The five key principles are:
- Wealth and power sharing amongst primary stakeholders
- Specification of social purposes and auditing of social impacts
- Ethical review of the choices of products/services offered
- Ethical review of production and retailing processes
- Social democratic ownership, governance and management.
Read more on the FairShares Association website.
The FairShares economy is one in which all who contribute to the creation of wealth have a legal and moral right share in it and participate in decisions on how to invest it. Three types of investment create wealth: investment of financial and economic capital (committing money and resources); investment to build social capital (attracting customers and building supply chains); investment of human and intellectual capital by labour (developing skills and generating ideas). It further recognises the special role of entrepreneurial labour (often providing all three investment types) and grants Founder members a protected right to shape power and wealth-sharing arrangements during their lifetime.
AnyShare Society, the world’s first internet-based FairShares company calls itself the “complete cooperative”. The FairShares Model is a philosophy and methodology for redesigning companies, cooperatives, associations and partnership to fully recognise and reward entrepreneurs (founders), workforce members (labour), customers (users) and the creators/providers of financial capital (investors). We recognise that wealth comes from the quality of the interactions between the producers and users of various products and services, and not solely from the provision of financial capital. So founders, labour, users and investors can have shares which grant them three rights: Firstly, a fair share of any profits; secondly, a fair and formal vote on matters of policy or governance and; thirdly, democratic management processes such as social audits that engage all stakeholders. They can participate in the everyday decision-making of the enterprise.
FairShares Labs project will offer many tools and materials for training, learning, cooperation, creating and implementing FairShares enterprise:
● a methodology and handbook with background material and practical guidelines on how to develop and implement a FairShares Lab
● an interactive cooperating working tool which guides the four stakeholder groups and the individual FairShares Lab through the process of generating a social enterprise idea, developing a business plan and starting an enterprise
● a self- and blended-learning training tool for social enterprise developers generally and other people interested in starting and leading their own FairShares Lab.
● an interactive E-learning and exchange platform (website) housing dynamic online courses, providing the means and medium for communication and cooperation between the partners as well as learners and the community. The platform enables sharing of project related materials and information.

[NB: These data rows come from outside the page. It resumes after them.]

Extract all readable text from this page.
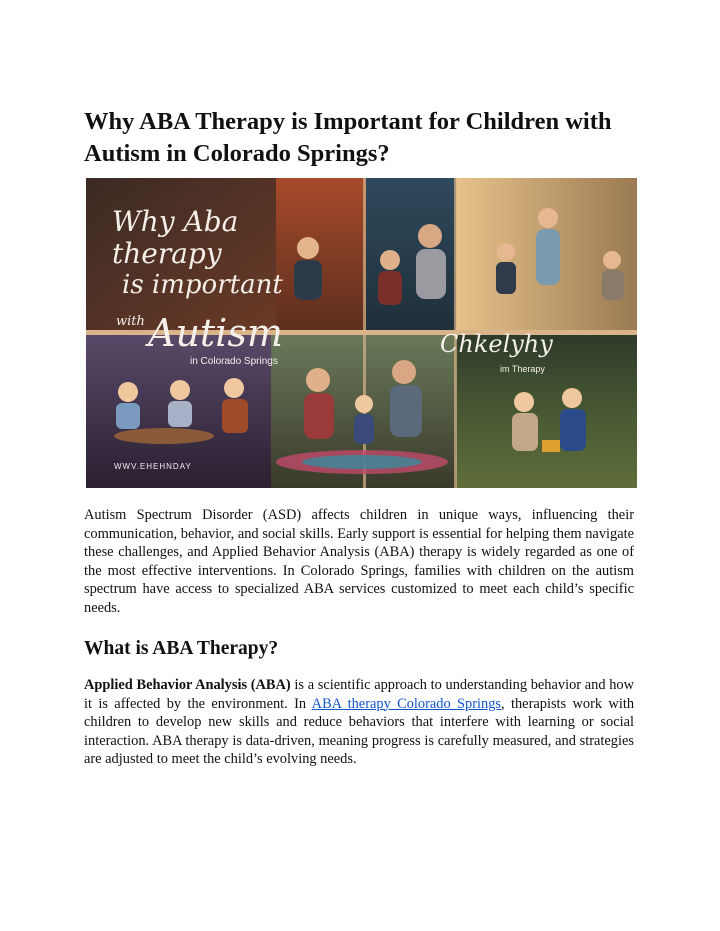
Why ABA Therapy is Important for Children with Autism in Colorado Springs?
Why Aba therapy
is important
with Autism
in Colorado Springs
Chkelyhy
im Therapy
WWV.EHEHNDAY

Autism Spectrum Disorder (ASD) affects children in unique ways, influencing their communication, behavior, and social skills. Early support is essential for helping them navigate these challenges, and Applied Behavior Analysis (ABA) therapy is widely regarded as one of the most effective interventions. In Colorado Springs, families with children on the autism spectrum have access to specialized ABA services customized to meet each child’s specific needs.

What is ABA Therapy?

Applied Behavior Analysis (ABA) is a scientific approach to understanding behavior and how it is affected by the environment. In ABA therapy Colorado Springs, therapists work with children to develop new skills and reduce behaviors that interfere with learning or social interaction. ABA therapy is data-driven, meaning progress is carefully measured, and strategies are adjusted to meet the child’s evolving needs.
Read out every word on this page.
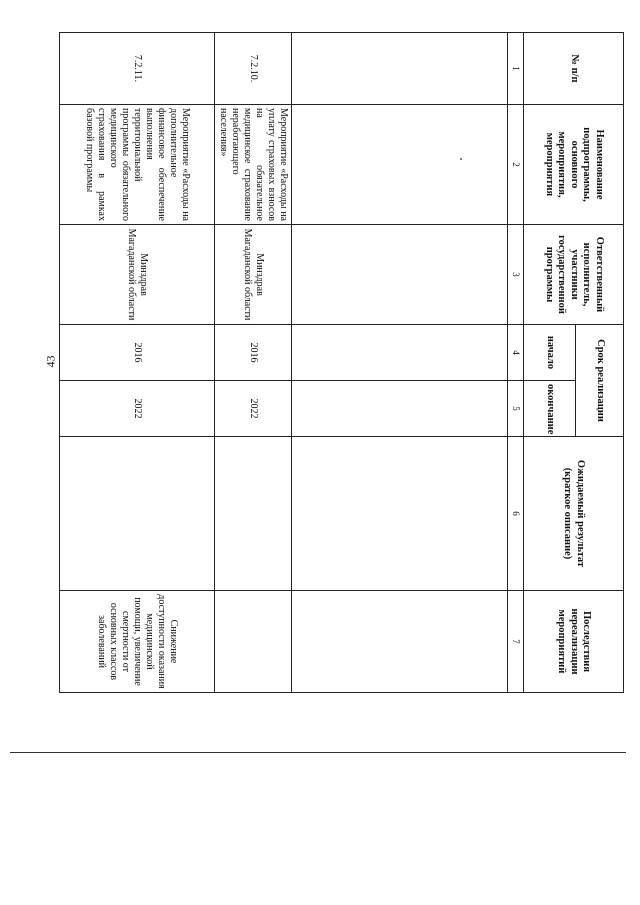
43
№ п/п	Наименование подпрограммы, основного мероприятия, мероприятия	Ответственный исполнитель, участники государственной программы	Срок реализации		Ожидаемый результат (краткое описание)	Последствия нереализации мероприятий
			начало	окончание		
1	2	3	4	5	6	7

7.2.10.	Мероприятие «Расходы на уплату страховых взносов на обязательное медицинское страхование неработающего населения»	Минздрав Магаданской области	2016	2022		
7.2.11.	Мероприятие «Расходы на дополнительное финансовое обеспечение выполнения территориальной программы обязательного медицинского страхования в рамках базовой программы	Минздрав Магаданской области	2016	2022		Снижение доступности оказания медицинской помощи, увеличение смертности от основных классов заболеваний
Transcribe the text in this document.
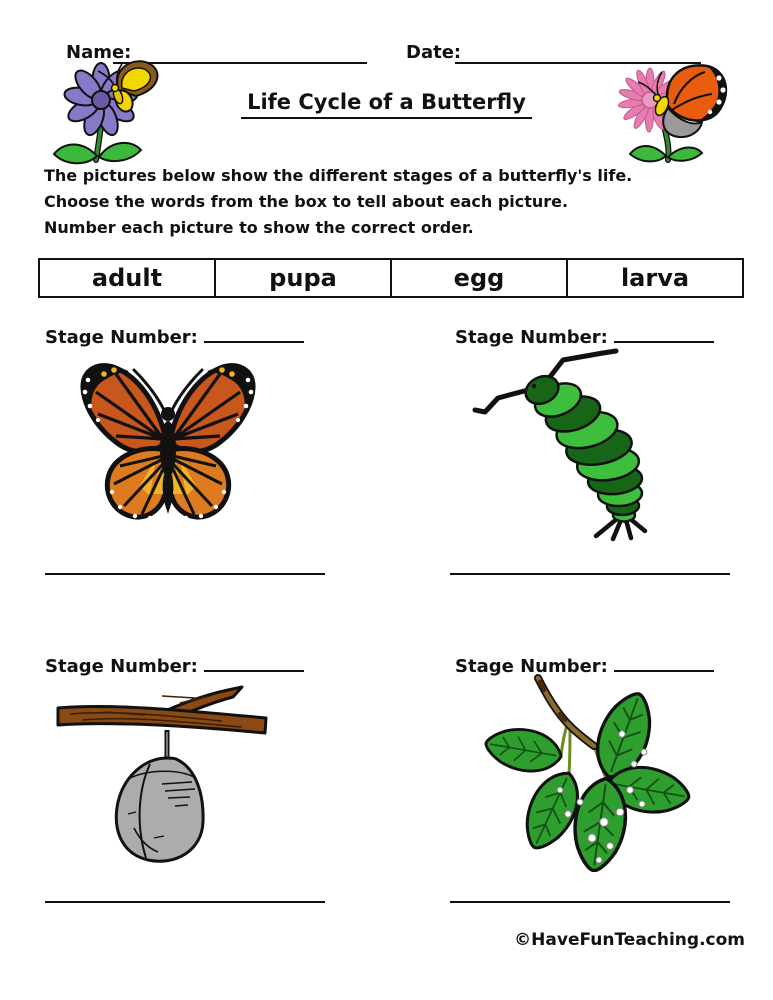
Name:	Date:
Life Cycle of a Butterfly
The pictures below show the different stages of a butterfly's life.
Choose the words from the box to tell about each picture.
Number each picture to show the correct order.
adult	pupa	egg	larva
Stage Number:	Stage Number:
Stage Number:	Stage Number:
©HaveFunTeaching.com
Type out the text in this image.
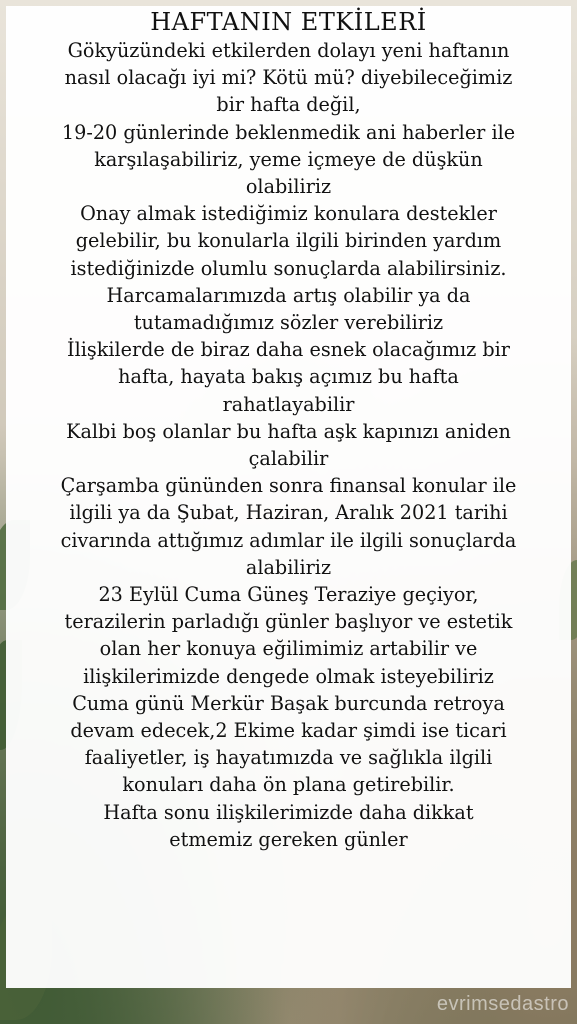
HAFTANIN ETKİLERİ

Gökyüzündeki etkilerden dolayı yeni haftanın
nasıl olacağı iyi mi? Kötü mü? diyebileceğimiz
bir hafta değil,

19-20 günlerinde beklenmedik ani haberler ile
karşılaşabiliriz, yeme içmeye de düşkün
olabiliriz

Onay almak istediğimiz konulara destekler
gelebilir, bu konularla ilgili birinden yardım
istediğinizde olumlu sonuçlarda alabilirsiniz.

Harcamalarımızda artış olabilir ya da
tutamadığımız sözler verebiliriz

İlişkilerde de biraz daha esnek olacağımız bir
hafta, hayata bakış açımız bu hafta
rahatlayabilir

Kalbi boş olanlar bu hafta aşk kapınızı aniden
çalabilir

Çarşamba gününden sonra finansal konular ile
ilgili ya da Şubat, Haziran, Aralık 2021 tarihi
civarında attığımız adımlar ile ilgili sonuçlarda
alabiliriz

23 Eylül Cuma Güneş Teraziye geçiyor,
terazilerin parladığı günler başlıyor ve estetik
olan her konuya eğilimimiz artabilir ve
ilişkilerimizde dengede olmak isteyebiliriz

Cuma günü Merkür Başak burcunda retroya
devam edecek,2 Ekime kadar şimdi ise ticari
faaliyetler, iş hayatımızda ve sağlıkla ilgili
konuları daha ön plana getirebilir.

Hafta sonu ilişkilerimizde daha dikkat
etmemiz gereken günler

evrimsedastro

The FairShares Model conceptualises four primary stakeholders who interact to create the success of any enterprise. The four member (stakeholder) groups are:
Founders: the people/organisations who start the enterprise. Founder members qualify for membership by virtue of being a founder of the enterprise (i.e. are signatories to the documents that bring the organisation into existence). In a FairShares Company or Cooperative, Founder members are allocated Founder Shares.
Labour: people/organisations who make the goods/services offered by the enterprise. Labour members qualify for membership by virtue of a qualifying labour contribution. In a FairShares Company or Cooperative, Labour members are allocated Labour Shares and can qualify for Investor Shares when a surplus is generated.
Users: people/organisations who use or buy goods and services from the enterprise. User members qualify for membership by virtue of a qualifying user contribution. In a FairShares Company or Cooperative, User members are allocated User Shares and can qualify for Investor Shares when a surplus is generated.
Investors: people/organisations who create or contribute financial capital. Investor members qualify for membership by virtue of creating or contributing financial capital. In a FairShares Company or Cooperative, Investor members are allocated Investor Shares.
In practice, the labels that are given to each member group (stakeholder) can change to reflect context.